"Yo creo en lo que veo escrito. Hablando se dicen un montón de mentiras. Pero cuando uno las escribe, entonces es verdad".
Septiembre de 1960. Atardece en una pequeña isla mediterránea cerca de
Nápoles. El pequeño
Erri de Luca, descalzo sobre la tierra de un viñedo, saborea grano a grano un racimo de uvas recién recolectado. Ninguna plegaria puede otorgar más gracia que este sencillo y goloso gesto infantil. Cincuenta años más tarde este escritor napolitano se "arrima" lúcidamente a través de la escritura a su Yo de diez años, edad que según él "no tiene la multitud interior de la infancia ni el descubrimiento físico del cuerpo adolescente" pero que, sin embargo, le sirve de mirador para observar el fin de la
niñez, que acaba "cuando se añade el primer cero a los años".
A los diez años, gracias a los libros de su padre,
Erri de Luca aprendió a conocer a los adultos por dentro y vio que eran "niños deformados por un cuerpo voluminoso", que eran patéticos, previsibles y vulnerables, que decían palabras que no mantenían y que había mucha distancia entre sus frases y las cosas. A los diez años algo en él conectó el nervio entre el dolor de fuera y sus propias fibras y el "baluarte de los libros" ya no bastó para aislarle del exterior.
A los diez años percibió que nada era lo que parecía, que por todas partes "había un doble fondo y una sombra", que los adultos agigantaban el verbo amar y que eso servía para casarse o para matarse. Descubrió también que el odio, ese "contagio de nervios tensados hasta el punto de ruptura", añade vinagre a las lágrimas y que aceptar sin humillación la propia inferioridad clarifica la decisión sobre el futuro.
A los diez años experimentó con sorpresa que a veces una mujer avanza hacia ti y todo el mundo a su alrededor queda desenfocado y comprobó que las manos y los besos de ella curaban incluso más que las palabras de la madre o los libros. Si esa misma mujer te convence de la importancia de la justicia, esa palabra se convierte en el centro de tu conocimiento, en la base de tu futuro carácter revolucionario; pero una justicia que arranca de la misericordia por el ofendido y no del mecanismo social y jurídico de contrapesar los agravios por los daños sufridos.

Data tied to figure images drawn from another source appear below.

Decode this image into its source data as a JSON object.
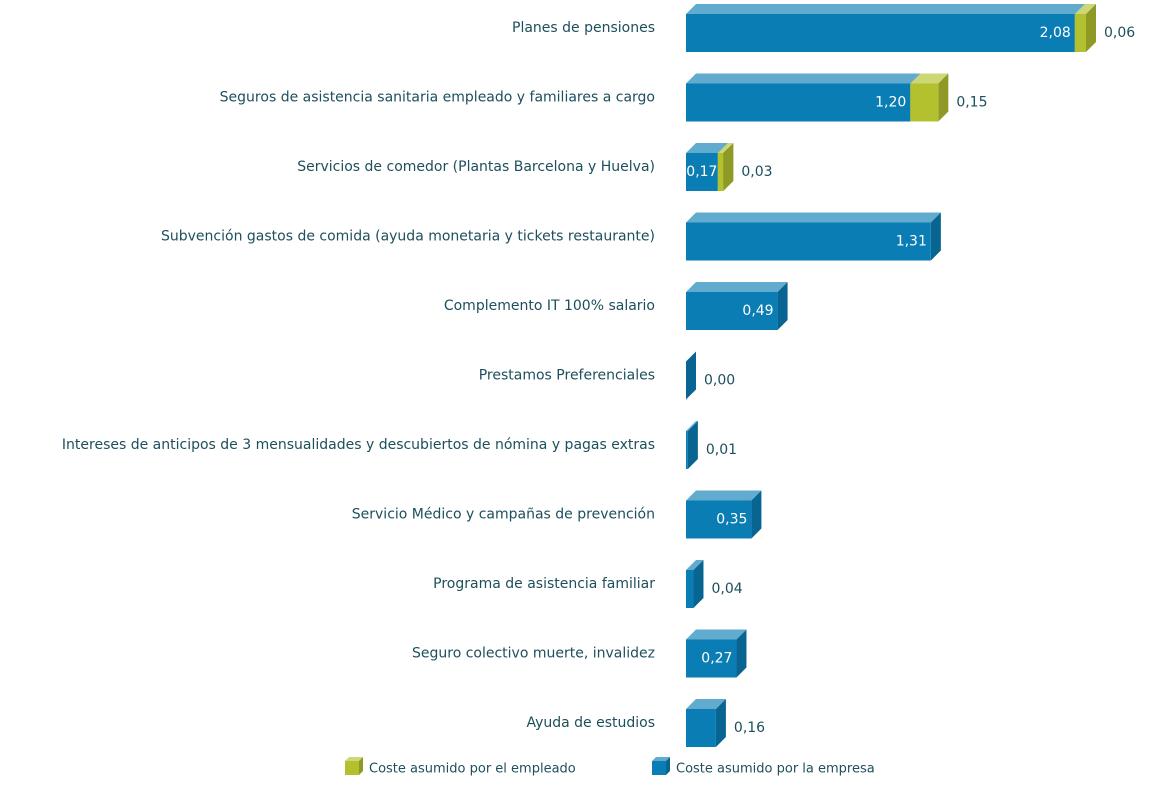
{
  "chart_data": {
    "type": "bar",
    "orientation": "horizontal",
    "stacked": true,
    "categories": [
      "Planes de pensiones",
      "Seguros de asistencia sanitaria empleado y familiares a cargo",
      "Servicios de comedor (Plantas Barcelona y Huelva)",
      "Subvención gastos de comida (ayuda monetaria y tickets restaurante)",
      "Complemento IT 100% salario",
      "Prestamos Preferenciales",
      "Intereses de anticipos de 3 mensualidades y descubiertos de nómina y pagas extras",
      "Servicio Médico y campañas de prevención",
      "Programa de asistencia familiar",
      "Seguro colectivo muerte, invalidez",
      "Ayuda de estudios"
    ],
    "series": [
      {
        "name": "Coste asumido por la  empresa",
        "color": "#0a7db4",
        "values": [
          2.08,
          1.2,
          0.17,
          1.31,
          0.49,
          0.0,
          0.01,
          0.35,
          0.04,
          0.27,
          0.16
        ],
        "value_labels": [
          "2,08",
          "1,20",
          "0,17",
          "1,31",
          "0,49",
          "0,00",
          "0,01",
          "0,35",
          "0,04",
          "0,27",
          "0,16"
        ]
      },
      {
        "name": "Coste asumido por el empleado",
        "color": "#b3c12f",
        "values": [
          0.06,
          0.15,
          0.03,
          null,
          null,
          null,
          null,
          null,
          null,
          null,
          null
        ],
        "value_labels": [
          "0,06",
          "0,15",
          "0,03",
          null,
          null,
          null,
          null,
          null,
          null,
          null,
          null
        ]
      }
    ],
    "legend": "bottom"
  }
}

A los sesenta años, después de haber consumido casi todas las variables de nuestro Yo sin haber encontrado la definitiva, uno vuelve los ojos hacia las playas de la
infancia, de las que fue expulsado por la violencia, la injusticia o incluso el amor ("esa parada breve entre dos aislamientos") y encuentra allí lo infinitamente suyo, el proyecto nunca realizado de lo que debía haber sido.
Rilke en sus "
Elegías de Duino" decía que el destino no es más que lo denso de la infancia. Todas las maravillas que fuiste capaz de ver y experimentar a los diez años y que a los sesenta te contentas con haberlas visto, o peor aún, con reducir su posibilidad a mero autoengaño, siguen existiendo, forman ese núcleo denso del que habla el poeta alemán y que continúa fertilizando aún tu presente y marcando tu destino.